期刊介绍： Applied Mathematical Modelling focuses on research related to the mathematical modelling of engineering and environmental processes, manufacturing, and industrial systems. A significant emerging area of research activity involves multiphysics processes, and contributions in this area are particularly encouraged. This influential publication covers a wide spectrum of subjects including heat transfer, fluid mechanics, CFD, and transport phenomena; solid mechanics and mechanics of metals; electromagnets and MHD; reliability modelling and system optimization; finite volume, finite element, and boundary element procedures; modelling of inventory, industrial, manufacturing and logistics systems for viable decision making; civil engineering systems and structures; mineral and energy resources; relevant software engineering issues associated with CAD and CAE; and materials and metallurgical engineering.
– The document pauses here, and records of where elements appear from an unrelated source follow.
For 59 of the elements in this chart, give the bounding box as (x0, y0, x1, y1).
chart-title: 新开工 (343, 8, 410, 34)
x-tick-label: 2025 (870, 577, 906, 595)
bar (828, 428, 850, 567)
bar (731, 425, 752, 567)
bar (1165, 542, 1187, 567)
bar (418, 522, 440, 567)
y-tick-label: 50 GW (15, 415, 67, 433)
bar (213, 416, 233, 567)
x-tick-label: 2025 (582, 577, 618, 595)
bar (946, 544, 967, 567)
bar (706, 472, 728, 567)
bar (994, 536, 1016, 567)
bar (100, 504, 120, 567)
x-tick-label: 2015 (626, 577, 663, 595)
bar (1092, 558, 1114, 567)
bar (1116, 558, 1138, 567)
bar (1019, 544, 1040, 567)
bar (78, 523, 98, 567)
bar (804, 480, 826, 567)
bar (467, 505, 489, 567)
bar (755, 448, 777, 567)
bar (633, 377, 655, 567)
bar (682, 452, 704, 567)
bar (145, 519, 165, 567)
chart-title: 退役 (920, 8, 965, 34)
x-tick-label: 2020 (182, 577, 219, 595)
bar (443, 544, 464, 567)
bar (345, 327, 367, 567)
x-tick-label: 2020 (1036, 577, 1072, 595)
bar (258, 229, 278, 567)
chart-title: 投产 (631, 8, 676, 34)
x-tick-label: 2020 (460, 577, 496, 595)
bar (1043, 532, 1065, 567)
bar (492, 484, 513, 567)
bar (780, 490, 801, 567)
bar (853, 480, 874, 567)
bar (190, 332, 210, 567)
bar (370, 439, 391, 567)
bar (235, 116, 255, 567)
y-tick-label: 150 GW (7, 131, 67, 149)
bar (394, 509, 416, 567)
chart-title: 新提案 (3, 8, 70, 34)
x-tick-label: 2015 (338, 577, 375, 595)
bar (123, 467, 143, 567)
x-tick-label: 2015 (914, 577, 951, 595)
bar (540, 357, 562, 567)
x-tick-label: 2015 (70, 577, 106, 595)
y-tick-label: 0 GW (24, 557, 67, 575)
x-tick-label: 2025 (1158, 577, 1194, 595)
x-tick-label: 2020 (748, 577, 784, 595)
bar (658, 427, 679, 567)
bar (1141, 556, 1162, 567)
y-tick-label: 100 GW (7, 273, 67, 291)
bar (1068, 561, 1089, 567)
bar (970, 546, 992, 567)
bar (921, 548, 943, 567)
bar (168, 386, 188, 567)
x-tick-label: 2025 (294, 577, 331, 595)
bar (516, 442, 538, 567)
Applied Mathematical Modelling is primarily interested in papers developing increased insights into real-world problems through novel mathematical modelling, novel applications or a combination of these. Papers employing existing numerical techniques must demonstrate sufficient novelty in the solution of practical problems. Papers on fuzzy logic in decision-making or purely financial mathematics are normally not considered. Research on fractional differential equations, bifurcation, and numerical methods needs to include practical examples. Population dynamics must solve realistic scenarios. Papers in the area of logistics and business modelling should demonstrate meaningful managerial insight. Submissions with no real-world application will not be considered.